Yesterday, the Basel Committee on Banking Supervision published its Compilation of Capital Disclosure Requirements (“Disclosure Rules”) setting forth a uniform scheme for Basel II banks to disclose the composition of their regulatory capital. These rules are intended to be implemented by national supervisors by June 30, 2013, and affected banks will be expected to comply with all but one of the new requirements for any balance sheet financial statements published after that date. One fully phased-in requirement, a “common disclosure template,” becomes effective on and after January 1, 2018.

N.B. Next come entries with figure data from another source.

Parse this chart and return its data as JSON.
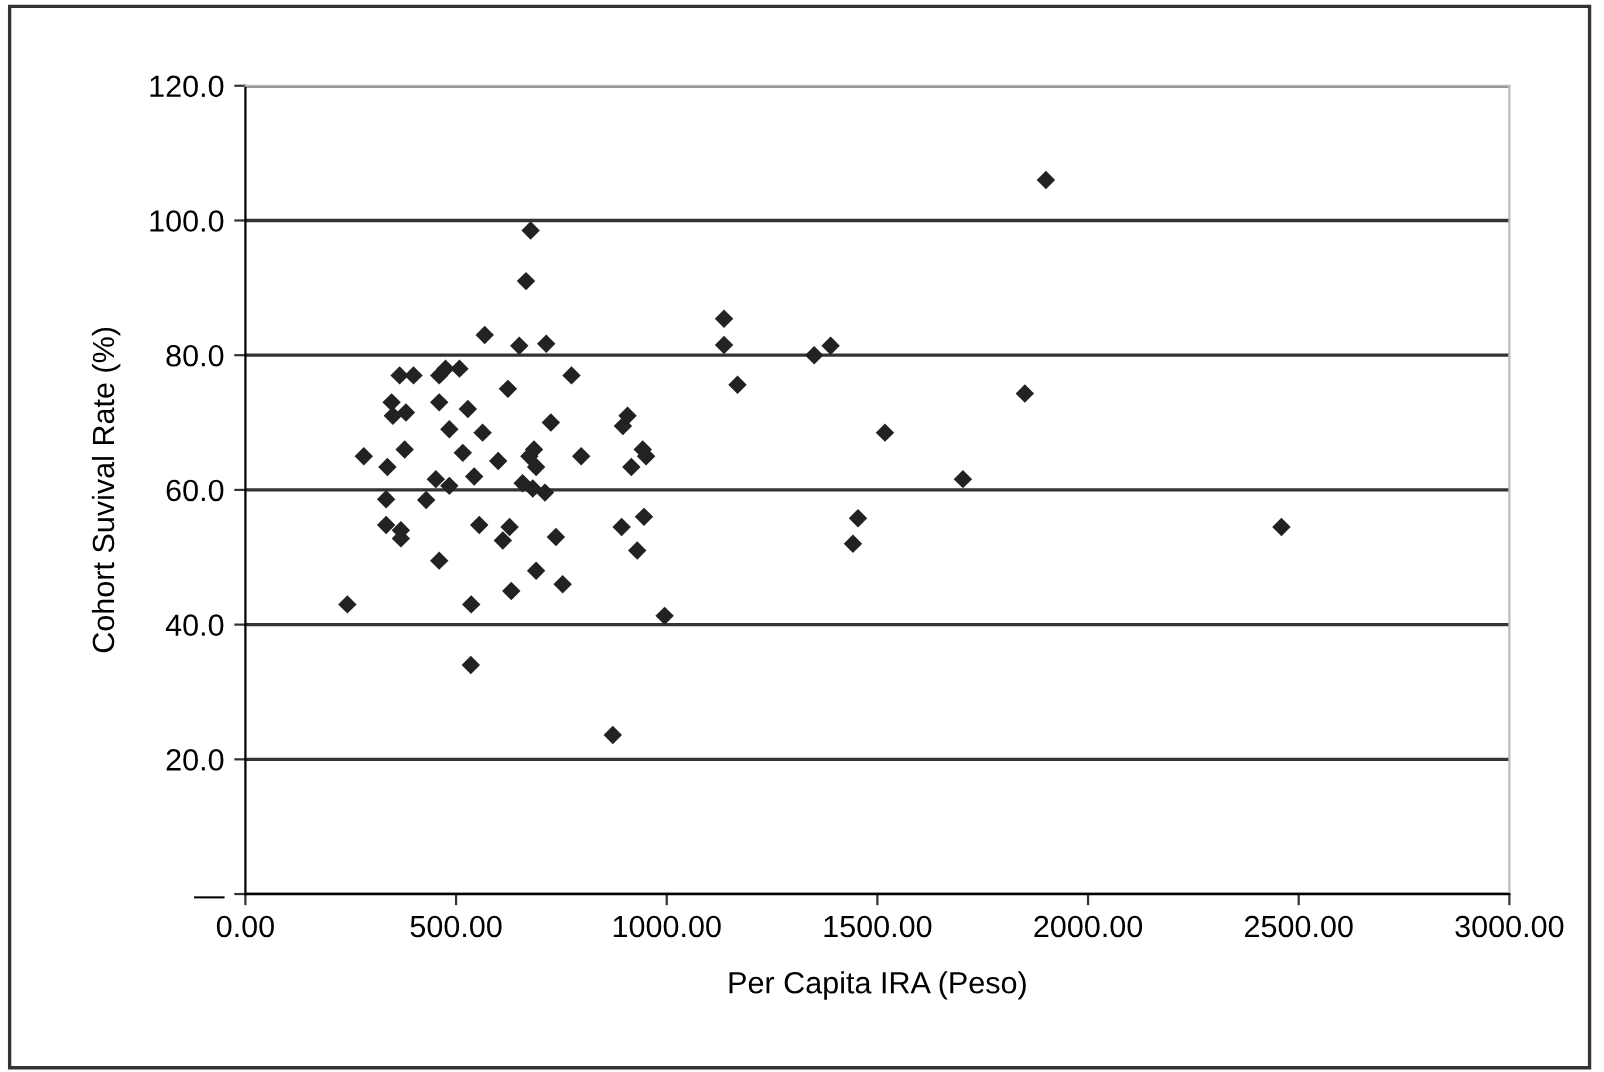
{
  "chart_data": {
    "type": "scatter",
    "xlabel": "Per Capita IRA (Peso)",
    "ylabel": "Cohort Suvival Rate (%)",
    "x": [
      677,
      666,
      568,
      650,
      714,
      366,
      399,
      460,
      508,
      475,
      774,
      623,
      347,
      381,
      350,
      460,
      528,
      484,
      563,
      725,
      907,
      896,
      281,
      378,
      516,
      600,
      685,
      674,
      690,
      797,
      943,
      951,
      337,
      916,
      452,
      484,
      543,
      658,
      682,
      711,
      334,
      429,
      334,
      369,
      369,
      555,
      627,
      611,
      737,
      893,
      946,
      930,
      460,
      690,
      753,
      631,
      242,
      536,
      995,
      535,
      872,
      1136,
      1136,
      1168,
      1350,
      1389,
      1518,
      1703,
      1454,
      1442,
      1850,
      1900,
      2459
    ],
    "values": [
      98.5,
      91,
      83,
      81.4,
      81.7,
      77,
      77,
      77,
      78,
      78,
      77,
      75,
      73,
      71.5,
      71,
      73,
      72,
      69,
      68.5,
      70,
      71,
      69.5,
      65,
      66,
      65.5,
      64.3,
      66,
      65,
      63.4,
      65,
      66,
      65,
      63.4,
      63.4,
      61.6,
      60.6,
      62,
      61,
      60.2,
      59.6,
      58.6,
      58.5,
      54.8,
      54,
      52.8,
      54.8,
      54.5,
      52.5,
      53,
      54.5,
      56,
      51,
      49.5,
      48,
      46,
      45,
      43,
      43,
      41.3,
      34,
      23.6,
      85.4,
      81.5,
      75.6,
      80,
      81.4,
      68.5,
      61.6,
      55.8,
      52,
      74.3,
      106,
      54.5
    ],
    "color": "#222222",
    "marker": "diamond",
    "xlim": [
      0,
      3000
    ],
    "xticks": [
      {
        "value": 0,
        "label": "0.00"
      },
      {
        "value": 500,
        "label": "500.00"
      },
      {
        "value": 1000,
        "label": "1000.00"
      },
      {
        "value": 1500,
        "label": "1500.00"
      },
      {
        "value": 2000,
        "label": "2000.00"
      },
      {
        "value": 2500,
        "label": "2500.00"
      },
      {
        "value": 3000,
        "label": "3000.00"
      }
    ],
    "ylim": [
      0,
      120
    ],
    "yticks": [
      {
        "value": 0,
        "label": "—"
      },
      {
        "value": 20,
        "label": "20.0"
      },
      {
        "value": 40,
        "label": "40.0"
      },
      {
        "value": 60,
        "label": "60.0"
      },
      {
        "value": 80,
        "label": "80.0"
      },
      {
        "value": 100,
        "label": "100.0"
      },
      {
        "value": 120,
        "label": "120.0"
      }
    ],
    "grid": "y"
  }
}
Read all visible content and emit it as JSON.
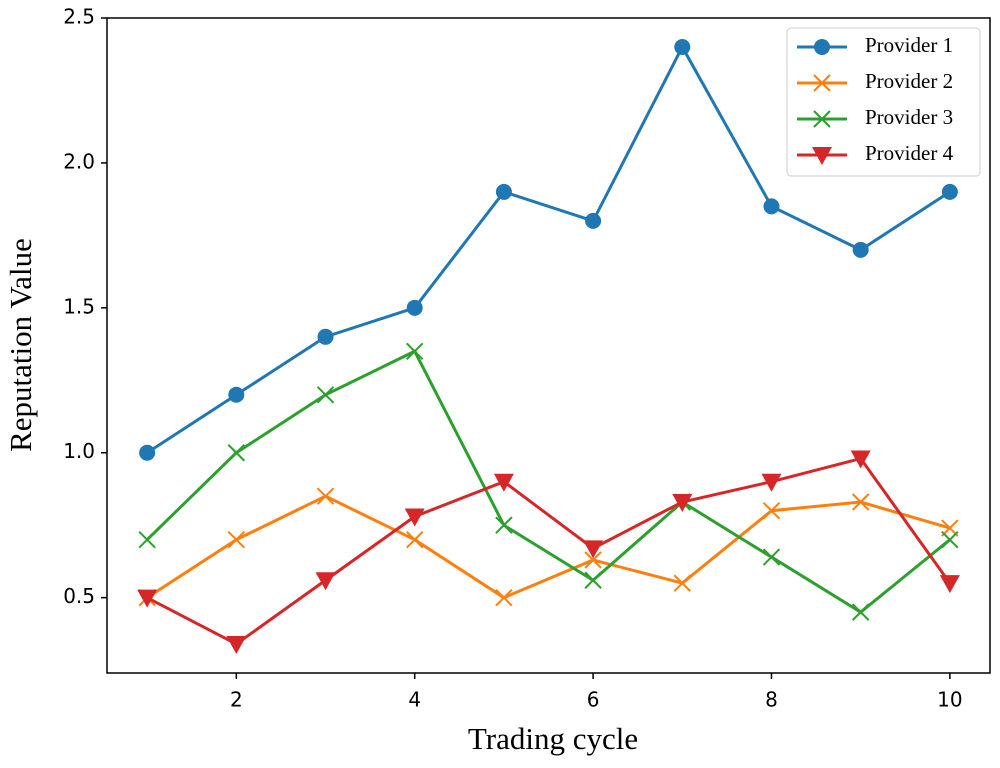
{
  "chart_data": {
    "type": "line",
    "xlabel": "Trading cycle",
    "ylabel": "Reputation Value",
    "x": [
      1,
      2,
      3,
      4,
      5,
      6,
      7,
      8,
      9,
      10
    ],
    "series": [
      {
        "name": "Provider 1",
        "color": "#1f77b4",
        "marker": "o",
        "values": [
          1.0,
          1.2,
          1.4,
          1.5,
          1.9,
          1.8,
          2.4,
          1.85,
          1.7,
          1.9
        ]
      },
      {
        "name": "Provider 2",
        "color": "#ff7f0e",
        "marker": "x",
        "values": [
          0.5,
          0.7,
          0.85,
          0.7,
          0.5,
          0.63,
          0.55,
          0.8,
          0.83,
          0.74
        ]
      },
      {
        "name": "Provider 3",
        "color": "#2ca02c",
        "marker": "x",
        "values": [
          0.7,
          1.0,
          1.2,
          1.35,
          0.75,
          0.56,
          0.83,
          0.64,
          0.45,
          0.7
        ]
      },
      {
        "name": "Provider 4",
        "color": "#d62728",
        "marker": "v",
        "values": [
          0.5,
          0.34,
          0.56,
          0.78,
          0.9,
          0.67,
          0.83,
          0.9,
          0.98,
          0.55
        ]
      }
    ],
    "xlim": [
      0.55,
      10.45
    ],
    "xticks": [
      2,
      4,
      6,
      8,
      10
    ],
    "ylim": [
      0.24,
      2.5
    ],
    "yticks": [
      0.5,
      {
        "value": 1.0,
        "label": "1.0"
      },
      1.5,
      {
        "value": 2.0,
        "label": "2.0"
      },
      2.5
    ],
    "grid": false,
    "legend": "upper right"
  }
}
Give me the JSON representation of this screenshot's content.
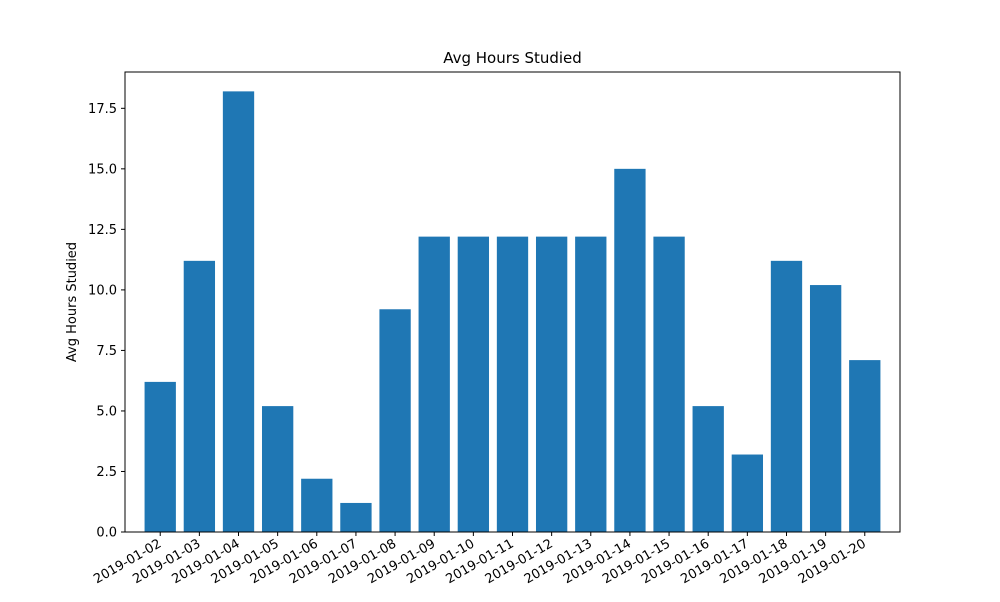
{
  "chart_data": {
    "type": "bar",
    "title": "Avg Hours Studied",
    "xlabel": "",
    "ylabel": "Avg Hours Studied",
    "categories": [
      "2019-01-02",
      "2019-01-03",
      "2019-01-04",
      "2019-01-05",
      "2019-01-06",
      "2019-01-07",
      "2019-01-08",
      "2019-01-09",
      "2019-01-10",
      "2019-01-11",
      "2019-01-12",
      "2019-01-13",
      "2019-01-14",
      "2019-01-15",
      "2019-01-16",
      "2019-01-17",
      "2019-01-18",
      "2019-01-19",
      "2019-01-20"
    ],
    "values": [
      6.2,
      11.2,
      18.2,
      5.2,
      2.2,
      1.2,
      9.2,
      12.2,
      12.2,
      12.2,
      12.2,
      12.2,
      15.0,
      12.2,
      5.2,
      3.2,
      11.2,
      10.2,
      7.1
    ],
    "ylim": [
      0,
      19.0
    ],
    "yticks": [
      0.0,
      2.5,
      5.0,
      7.5,
      10.0,
      12.5,
      15.0,
      17.5
    ],
    "ytick_labels": [
      "0.0",
      "2.5",
      "5.0",
      "7.5",
      "10.0",
      "12.5",
      "15.0",
      "17.5"
    ],
    "grid": false,
    "bar_color": "#1f77b4"
  }
}
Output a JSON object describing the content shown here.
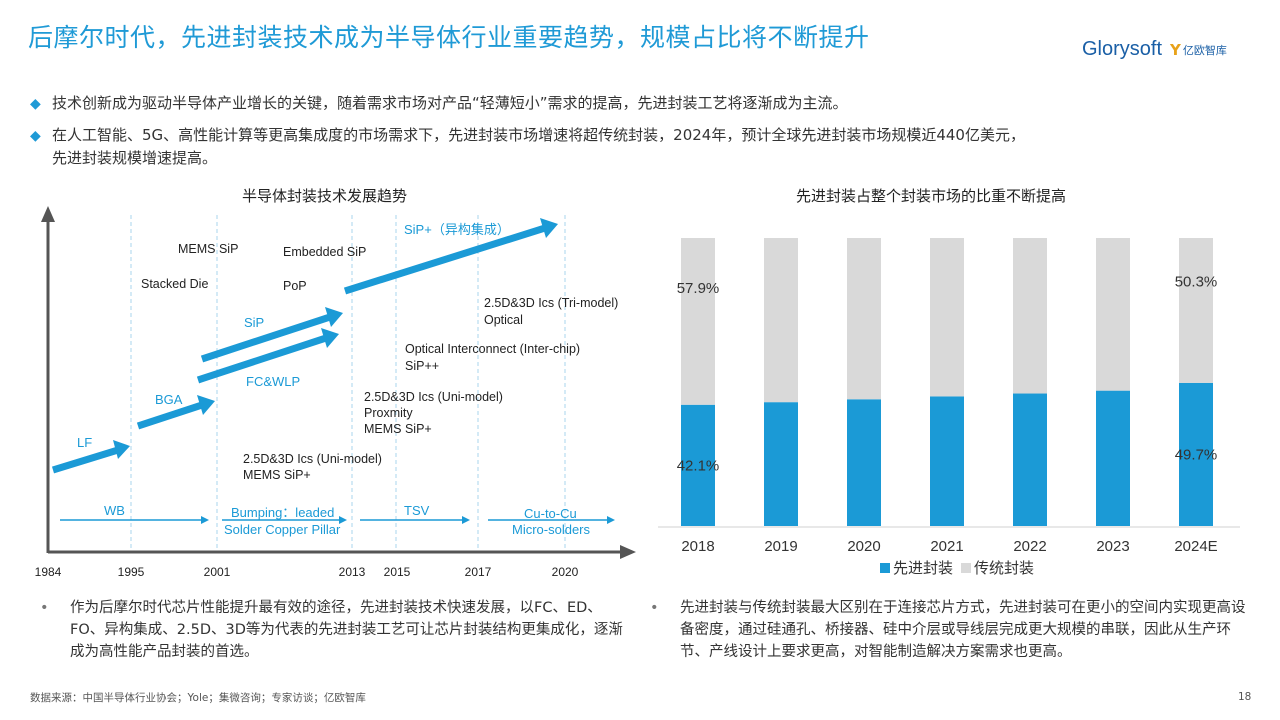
{
  "header": {
    "title": "后摩尔时代，先进封装技术成为半导体行业重要趋势，规模占比将不断提升",
    "brand_name": "Glorysoft",
    "brand_mark": "Y",
    "brand_name2": "亿欧智库"
  },
  "bullets": [
    "技术创新成为驱动半导体产业增长的关键，随着需求市场对产品“轻薄短小”需求的提高，先进封装工艺将逐渐成为主流。",
    "在人工智能、5G、高性能计算等更高集成度的市场需求下，先进封装市场增速将超传统封装，2024年，预计全球先进封装市场规模近440亿美元，",
    "先进封装规模增速提高。"
  ],
  "left_chart": {
    "title": "半导体封装技术发展趋势",
    "years": [
      "1984",
      "1995",
      "2001",
      "2013",
      "2015",
      "2017",
      "2020"
    ],
    "arrow_labels": [
      "LF",
      "BGA",
      "FC&WLP",
      "SiP",
      "SiP+（异构集成）"
    ],
    "annotations": {
      "mems_sip": "MEMS SiP",
      "embedded_sip": "Embedded SiP",
      "stacked_die": "Stacked Die",
      "pop": "PoP",
      "tri_1": "2.5D&3D Ics (Tri-model)",
      "tri_2": "Optical",
      "opt_1": "Optical Interconnect (Inter-chip)",
      "opt_2": "SiP++",
      "uni_a1": "2.5D&3D Ics (Uni-model)",
      "uni_a2": "Proxmity",
      "uni_a3": "MEMS SiP+",
      "uni_b1": "2.5D&3D Ics (Uni-model)",
      "uni_b2": "MEMS SiP+"
    },
    "bottom_labels": {
      "wb": "WB",
      "bump1": "Bumping：leaded",
      "bump2": "Solder Copper Pillar",
      "tsv": "TSV",
      "cu1": "Cu-to-Cu",
      "cu2": "Micro-solders"
    }
  },
  "chart_data": {
    "type": "bar",
    "title": "先进封装占整个封装市场的比重不断提高",
    "categories": [
      "2018",
      "2019",
      "2020",
      "2021",
      "2022",
      "2023",
      "2024E"
    ],
    "series": [
      {
        "name": "先进封装",
        "values": [
          42.1,
          43.0,
          44.0,
          45.0,
          46.0,
          47.0,
          49.7
        ]
      },
      {
        "name": "传统封装",
        "values": [
          57.9,
          57.0,
          56.0,
          55.0,
          54.0,
          53.0,
          50.3
        ]
      }
    ],
    "data_labels": {
      "first_adv": "42.1%",
      "first_trad": "57.9%",
      "last_adv": "49.7%",
      "last_trad": "50.3%"
    },
    "stacked": true,
    "ylim": [
      0,
      100
    ],
    "colors": {
      "advanced": "#1b9ad6",
      "traditional": "#d9d9d9"
    },
    "legend": "bottom",
    "grid": false
  },
  "notes": {
    "left": "作为后摩尔时代芯片性能提升最有效的途径，先进封装技术快速发展，以FC、ED、FO、异构集成、2.5D、3D等为代表的先进封装工艺可让芯片封装结构更集成化，逐渐成为高性能产品封装的首选。",
    "right": "先进封装与传统封装最大区别在于连接芯片方式，先进封装可在更小的空间内实现更高设备密度，通过硅通孔、桥接器、硅中介层或导线层完成更大规模的串联，因此从生产环节、产线设计上要求更高，对智能制造解决方案需求也更高。"
  },
  "footer": {
    "source": "数据来源：中国半导体行业协会；Yole；集微咨询；专家访谈；亿欧智库",
    "page": "18"
  }
}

In announcing these rules, the Basel Committee noted that the financial crisis revealed the difficulties that market participants and national supervisors had in their efforts to undertake detailed assessments of banks’ capital positions and make cross-jurisdictional comparisons, as a result of “insufficiently detailed disclosure” by banks and a lack of consistency in reporting between banks and across jurisdictions. The Disclosure Rules are intended to address these perceived disclosure deficiencies, and promote uniform and meaningful capital disclosures within and across national jurisdictions.

Basel II banks in the United States can expect future banking agency rulemaking to implement the Disclosure Rules. These rules presumably will be integrated with the disclosure provisions in the new capital and resolution planning regulations. Review of yesterday’s announcement should not be limited to Basel II banks in the United States, however; as with other Basel standards, the Disclosure Rules may lead to new disclosure requirements for a large number of non-Basel II banks in the U.S.